Baby… you’re everywhere.

August 27, 2012 § Leave a comment

Baby… you’re everywhere.

I miss you. I really do. Time moves forward but my heart is scarred.

I think about you when I look in the mirror, when I wake up in the middle of the night. I cry when I drive past the cemetery – I can’t help it. I think about you when I look at Taka; we think of you when we hold each other. I think of you when I have good days, and when I have bad days – you are everywhere.

I’ve finally felt physically fit enough to get back into exercise. I started kickboxing training. I think about the anger of losing you when I smash the Thai pads. I think about you giving me strength when I’m in the burning last seconds of a 1-minute plank. Your name sticks out of my hand wraps and I channel everything you were and continue to be every time I clench my fist. You give me strength.

I started swimming again and when I’m in the water, I’m in heaven. I missed swimming when I was pregnant with you – doctors had given me mixed opinions on swimming in the first trimester, so I had opted not to swim. I’m pushing myself every time – more laps, more intensity. I’m getting stronger.

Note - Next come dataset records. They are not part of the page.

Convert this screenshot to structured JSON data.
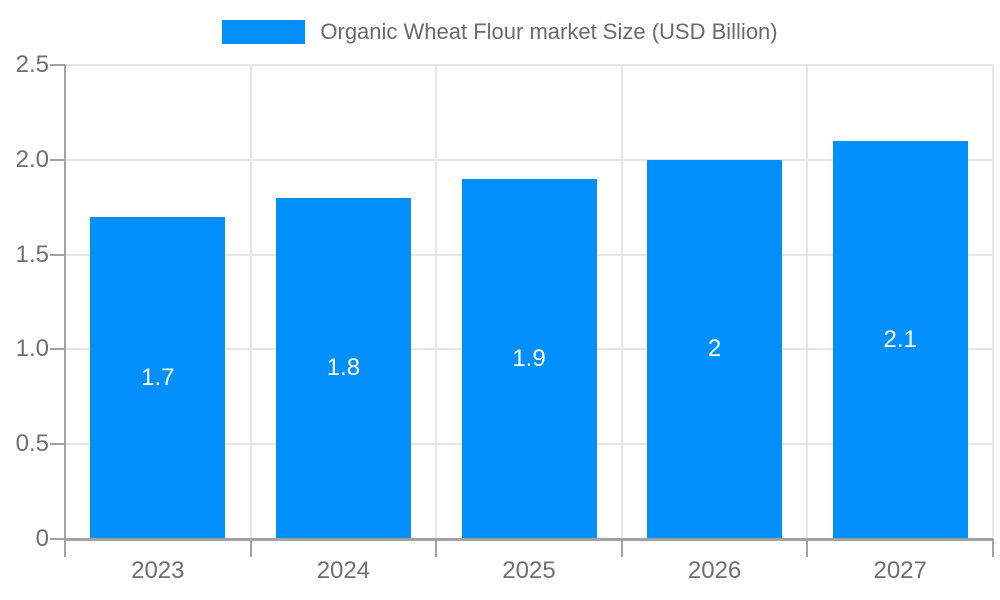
{
  "chart_data": {
    "type": "bar",
    "title": "Organic Wheat Flour market Size (USD Billion)",
    "categories": [
      "2023",
      "2024",
      "2025",
      "2026",
      "2027"
    ],
    "series": [
      {
        "name": "Organic Wheat Flour market Size (USD Billion)",
        "values": [
          1.7,
          1.8,
          1.9,
          2,
          2.1
        ]
      }
    ],
    "value_labels": [
      "1.7",
      "1.8",
      "1.9",
      "2",
      "2.1"
    ],
    "xlabel": "",
    "ylabel": "",
    "ylim": [
      0,
      2.5
    ],
    "y_tick_step": 0.5,
    "y_tick_labels": [
      "0",
      "0.5",
      "1.0",
      "1.5",
      "2.0",
      "2.5"
    ],
    "grid": true,
    "legend_position": "top",
    "colors": {
      "bar": "#008FFB",
      "grid": "#e6e6e6",
      "axis": "#a2a2a2",
      "tick_label": "#6f6f6f",
      "title": "#6a6a6a",
      "value_label": "#ffffff",
      "background": "#ffffff"
    }
  }
}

The other day I bumped into my mate at the pools. I hadn’t seen her since the funeral. We hung out in the deep end, catching up. Her sweet six year old son took the opportunity to ask me, “Aunty… your baby died, aye?”, I paused but responded “Yeah, he did…” He continued, “how come your baby died?” and I said, “I don’t know… no one knows, sometimes babies die… it’s sad.” He agreed, then continued splashing around. I couldn’t wait to put my head under the water after that confronting, honest interaction. I love the way children ask questions. But it just reminded me, baby – you’re everywhere.